Investigators have demonstrated how cells of a human intestinal lining created outside an individual’s body mirror living tissue when placed inside microengineered Intestine-Chips, opening the door to personalized testing of drug treatments.
The findings have the potential to change how patients are treated for debilitating, inflammatory gastrointestinal diseases with a genetic component, such as Crohn’s disease, ulcerative colitis and irritable bowel syndrome.
Instead of exposing a patient to drug treatments that may be costly, ineffective or carry harmful side effects, scientists could use the individual’s own stem cells to produce a duplicate of the intestinal lining on an Intestine-Chip and test multiple drugs on it. Scientists then could determine which drug worked best on that patient’s intestine.
The study was conducted by investigators at the Cedars-Sinai Board of Governors Regenerative Medicine Institute and Emulate, Inc. in Boston.
This advance will allow biomedical scientists to study the functioning of an individual’s intestinal lining in a controlled microenvironment, where the lining can interact with immune cells, blood cells and drugs, said Robert Barrett, PhD, assistant professor of Medicine and research scientist at the Cedars-Sinai Board of Governors Regenerative Medicine Institute. Barrett is senior author of the study, published in Cellular and Molecular Gastroenterology and Hepatology, a journal of the American Gastroenterology Association.
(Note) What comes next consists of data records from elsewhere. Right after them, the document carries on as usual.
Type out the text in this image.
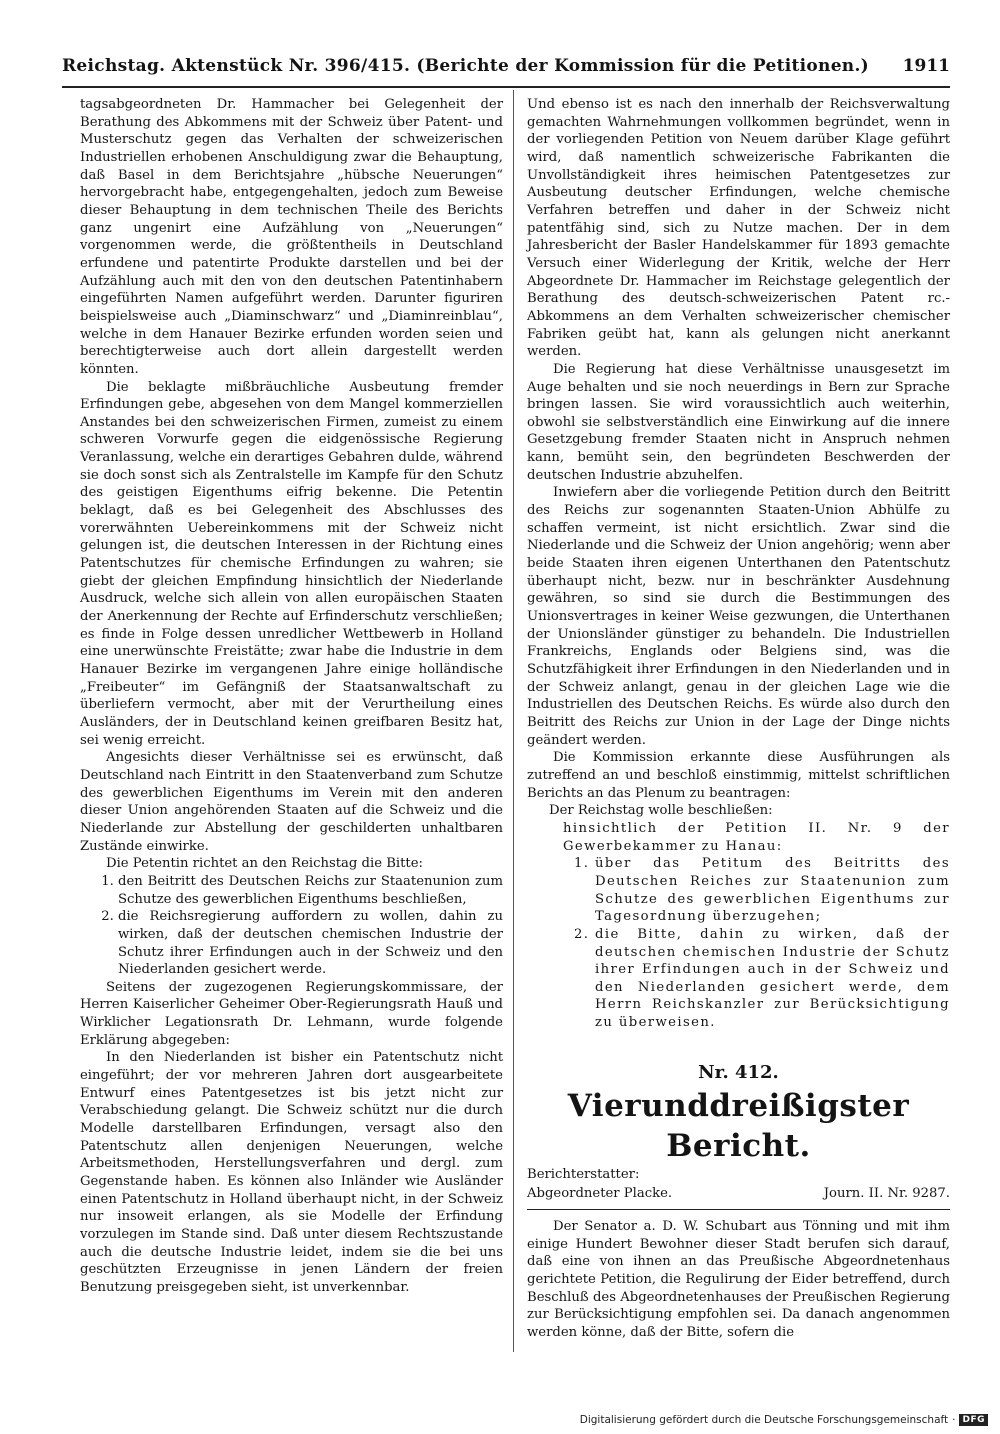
Reichstag. Aktenstück Nr. 396/415. (Berichte der Kommission für die Petitionen.) 1911

tagsabgeordneten Dr. Hammacher bei Gelegenheit der Berathung des Abkommens mit der Schweiz über Patent- und Musterschutz gegen das Verhalten der schweizerischen Industriellen erhobenen Anschuldigung zwar die Behauptung, daß Basel in dem Berichtsjahre „hübsche Neuerungen“ hervorgebracht habe, entgegengehalten, jedoch zum Beweise dieser Behauptung in dem technischen Theile des Berichts ganz ungenirt eine Aufzählung von „Neuerungen“ vorgenommen werde, die größtentheils in Deutschland erfundene und patentirte Produkte darstellen und bei der Aufzählung auch mit den von den deutschen Patentinhabern eingeführten Namen aufgeführt werden. Darunter figuriren beispielsweise auch „Diaminschwarz“ und „Diaminreinblau“, welche in dem Hanauer Bezirke erfunden worden seien und berechtigterweise auch dort allein dargestellt werden könnten.

Die beklagte mißbräuchliche Ausbeutung fremder Erfindungen gebe, abgesehen von dem Mangel kommerziellen Anstandes bei den schweizerischen Firmen, zumeist zu einem schweren Vorwurfe gegen die eidgenössische Regierung Veranlassung, welche ein derartiges Gebahren dulde, während sie doch sonst sich als Zentralstelle im Kampfe für den Schutz des geistigen Eigenthums eifrig bekenne. Die Petentin beklagt, daß es bei Gelegenheit des Abschlusses des vorerwähnten Uebereinkommens mit der Schweiz nicht gelungen ist, die deutschen Interessen in der Richtung eines Patentschutzes für chemische Erfindungen zu wahren; sie giebt der gleichen Empfindung hinsichtlich der Niederlande Ausdruck, welche sich allein von allen europäischen Staaten der Anerkennung der Rechte auf Erfinderschutz verschließen; es finde in Folge dessen unredlicher Wettbewerb in Holland eine unerwünschte Freistätte; zwar habe die Industrie in dem Hanauer Bezirke im vergangenen Jahre einige holländische „Freibeuter“ im Gefängniß der Staatsanwaltschaft zu überliefern vermocht, aber mit der Verurtheilung eines Ausländers, der in Deutschland keinen greifbaren Besitz hat, sei wenig erreicht.

Angesichts dieser Verhältnisse sei es erwünscht, daß Deutschland nach Eintritt in den Staatenverband zum Schutze des gewerblichen Eigenthums im Verein mit den anderen dieser Union angehörenden Staaten auf die Schweiz und die Niederlande zur Abstellung der geschilderten unhaltbaren Zustände einwirke.

Die Petentin richtet an den Reichstag die Bitte:

1. den Beitritt des Deutschen Reichs zur Staatenunion zum Schutze des gewerblichen Eigenthums beschließen,
2. die Reichsregierung auffordern zu wollen, dahin zu wirken, daß der deutschen chemischen Industrie der Schutz ihrer Erfindungen auch in der Schweiz und den Niederlanden gesichert werde.

Seitens der zugezogenen Regierungskommissare, der Herren Kaiserlicher Geheimer Ober-Regierungsrath Hauß und Wirklicher Legationsrath Dr. Lehmann, wurde folgende Erklärung abgegeben:

In den Niederlanden ist bisher ein Patentschutz nicht eingeführt; der vor mehreren Jahren dort ausgearbeitete Entwurf eines Patentgesetzes ist bis jetzt nicht zur Verabschiedung gelangt. Die Schweiz schützt nur die durch Modelle darstellbaren Erfindungen, versagt also den Patentschutz allen denjenigen Neuerungen, welche Arbeitsmethoden, Herstellungsverfahren und dergl. zum Gegenstande haben. Es können also Inländer wie Ausländer einen Patentschutz in Holland überhaupt nicht, in der Schweiz nur insoweit erlangen, als sie Modelle der Erfindung vorzulegen im Stande sind. Daß unter diesem Rechtszustande auch die deutsche Industrie leidet, indem sie die bei uns geschützten Erzeugnisse in jenen Ländern der freien Benutzung preisgegeben sieht, ist unverkennbar.

Und ebenso ist es nach den innerhalb der Reichsverwaltung gemachten Wahrnehmungen vollkommen begründet, wenn in der vorliegenden Petition von Neuem darüber Klage geführt wird, daß namentlich schweizerische Fabrikanten die Unvollständigkeit ihres heimischen Patentgesetzes zur Ausbeutung deutscher Erfindungen, welche chemische Verfahren betreffen und daher in der Schweiz nicht patentfähig sind, sich zu Nutze machen. Der in dem Jahresbericht der Basler Handelskammer für 1893 gemachte Versuch einer Widerlegung der Kritik, welche der Herr Abgeordnete Dr. Hammacher im Reichstage gelegentlich der Berathung des deutsch-schweizerischen Patent rc.-Abkommens an dem Verhalten schweizerischer chemischer Fabriken geübt hat, kann als gelungen nicht anerkannt werden.

Die Regierung hat diese Verhältnisse unausgesetzt im Auge behalten und sie noch neuerdings in Bern zur Sprache bringen lassen. Sie wird voraussichtlich auch weiterhin, obwohl sie selbstverständlich eine Einwirkung auf die innere Gesetzgebung fremder Staaten nicht in Anspruch nehmen kann, bemüht sein, den begründeten Beschwerden der deutschen Industrie abzuhelfen.

Inwiefern aber die vorliegende Petition durch den Beitritt des Reichs zur sogenannten Staaten-Union Abhülfe zu schaffen vermeint, ist nicht ersichtlich. Zwar sind die Niederlande und die Schweiz der Union angehörig; wenn aber beide Staaten ihren eigenen Unterthanen den Patentschutz überhaupt nicht, bezw. nur in beschränkter Ausdehnung gewähren, so sind sie durch die Bestimmungen des Unionsvertrages in keiner Weise gezwungen, die Unterthanen der Unionsländer günstiger zu behandeln. Die Industriellen Frankreichs, Englands oder Belgiens sind, was die Schutzfähigkeit ihrer Erfindungen in den Niederlanden und in der Schweiz anlangt, genau in der gleichen Lage wie die Industriellen des Deutschen Reichs. Es würde also durch den Beitritt des Reichs zur Union in der Lage der Dinge nichts geändert werden.

Die Kommission erkannte diese Ausführungen als zutreffend an und beschloß einstimmig, mittelst schriftlichen Berichts an das Plenum zu beantragen:

Der Reichstag wolle beschließen:
hinsichtlich der Petition II. Nr. 9 der Gewerbekammer zu Hanau:
1. über das Petitum des Beitritts des Deutschen Reiches zur Staatenunion zum Schutze des gewerblichen Eigenthums zur Tagesordnung überzugehen;
2. die Bitte, dahin zu wirken, daß der deutschen chemischen Industrie der Schutz ihrer Erfindungen auch in der Schweiz und den Niederlanden gesichert werde, dem Herrn Reichskanzler zur Berücksichtigung zu überweisen.
Nr. 412.
Vierunddreißigster Bericht.
Berichterstatter:
Abgeordneter Placke.	Journ. II. Nr. 9287.

Der Senator a. D. W. Schubart aus Tönning und mit ihm einige Hundert Bewohner dieser Stadt berufen sich darauf, daß eine von ihnen an das Preußische Abgeordnetenhaus gerichtete Petition, die Regulirung der Eider betreffend, durch Beschluß des Abgeordnetenhauses der Preußischen Regierung zur Berücksichtigung empfohlen sei. Da danach angenommen werden könne, daß der Bitte, sofern die

Digitalisierung gefördert durch die Deutsche Forschungsgemeinschaft · DFG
“This pairing of biology and engineering allows us to re-create an intestinal lining that matches that of a patient with a specific intestinal disease-without performing invasive surgery to obtain a tissue sample,” said Clive Svendsen, PhD, director of the Cedars-Sinai Board of Governors Regenerative Medicine Institute and a co-author of the study. “We can produce an unlimited number of copies of this tissue and use them to evaluate potential therapies. This is an important advance in personalized medicine.”
The study team used two advanced technologies to produce and sustain the intestinal lining: Cedars-Sinai provided the induced pluripotent stem cells, or iPSCs, while Emulate supplied its Intestine-Chip, which is made out of a flexible polymer that features tiny channels that can be lined with thousands of living human cells.
To make the iPSCs, Cedars-Sinai investigators first took small samples of blood and skin cells from an adult. They reprogrammed these cells into iPSCs, which are similar to embryonic stem cells and can produce any type of body cell. Using special proteins and other substances, the scientists prodded the iPSCs to produce cells of the intestinal lining. Each cell bore the unique genetic fingerprint and characteristics of the adult who donated the original cells. The new cells were used to grow miniature versions of the person’s intestine lining, known as organoids.
The team then selected cells from these organoids and placed them inside the Intestine-Chips, which are about the size of AA batteries and re-create the natural microenvironment of the human intestine, including the intestinal epithelium-the layer of cells that forms the lining of both the small and large intestines. Fluids were passed through microchannels of these chips, creating an environment that enabled the cells to develop the 3-D villi-like structures as found in the intestine in the body. Tests showed that the intestinal lining the researchers formed contained all the key cell types normally found in such a tissue.
“Organ-Chips address major challenges in studying the human intestine and intestinal diseases in the lab,” said Geraldine A. Hamilton, PhD, president and chief scientific officer of Emulate and a co-author of the study. “The Intestine-Chip is a ‘home-away-from-home’ for human cells, and provides them with the right microenvironment and biological cues they need to behave just like they do in the body. Our Intestine-Chip also allows researchers to culture intestinal epithelial cells alongside other cell types, such as immune cells, and analyze how these different cell types interact.
“Further, by partnering with Cedars-Sinai to generate intestinal linings from iPSCs, we can match the Intestine-Chip to individual donors,” Hamilton added.